Professor Topal is currently working on her book proposal called “Between Secularism and Islamism: Women and Piety in Turkey” which combines her doctoral dissertation work in 2012 (Building a Pious Self in Secular Settings: Muslim Women in Modern Turkey) with her ongoing research on Turkish Muslim women’s attempt to escape from Islamism in post-2016 Turkey. She has been conducting interviews with Turkish women who quit the Islamic headscarf in response to the rise of Islamist authoritarianism in Turkey and the right-wing populism in the Western nations they sought refuge. Professor Topal has been teaching the courses Introduction to Islam, Women in Islam, and Islam and Secularism for the last three years. While continuing to teach these same courses, she is particularly excited about the newly offered Religions of the World course this semester, as she is greatly enjoying the enthusiasm of the students to learn about the major religious traditions of the world today with a non-confessional and historical-critical approach. In her spare time, she enjoys having long video chats with her family in Turkey, especially with her 8- and 5-year-old nieces. She also feels delighted at serving Turkish coffee to her students and colleagues coming to visit her in her cozy office right under the historic Wren bell.

 

Kevin Vose

Kevin VoseWalter G. Mason Associate Professor of Religious Studies

    Prof.
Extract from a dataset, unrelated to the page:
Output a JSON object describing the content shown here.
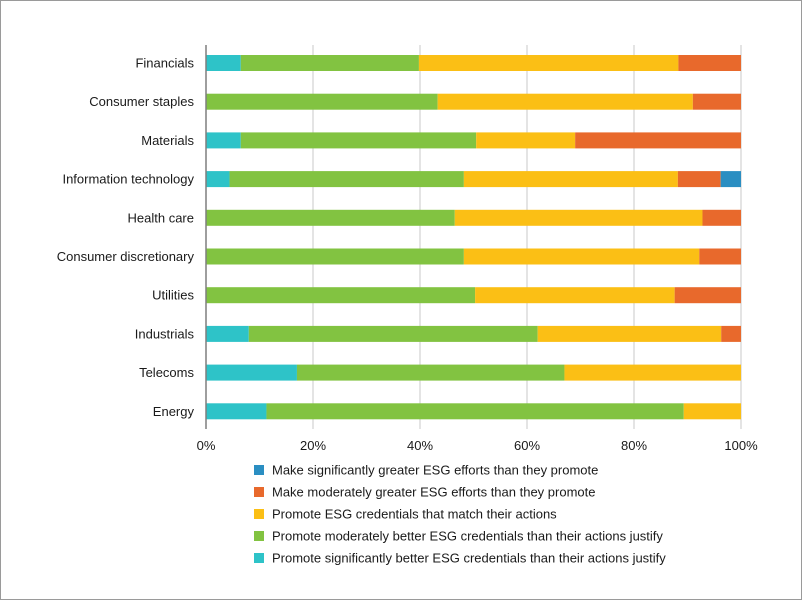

Vose completed a book manuscript on the Buddhist “Middle Way” philosophical tradition, which is now under review for publication. The book, titled Splitting the Middle: A Natural History of Madhyamaka Reasoning, utilizes recently discovered 12th century Tibetan manuscripts that allow us access for the first time to the thought of Tibet’s foundational religious figures. Prof. Vose’s translations from these manuscripts and from Sanskrit works of Indian Buddhist masters form the basis for his examination of the emergence of Buddhist philosophy in Tibet. Prof. Vose presented some aspects of his research at the International Association of Tibetan Studies conference in Prague over the summer, where he—and everyone else who hadn’t recently had it—got covid Prof. Vose continues to teach courses on Buddhism and East Asian religions. He will lead a group of William & Mary students to Bhutan in the summer, restarting a study abroad program that he established in 2018. The program examines Himalayan Buddhism and “Gross National Happiness,” Bhutan’s model of sustainable development.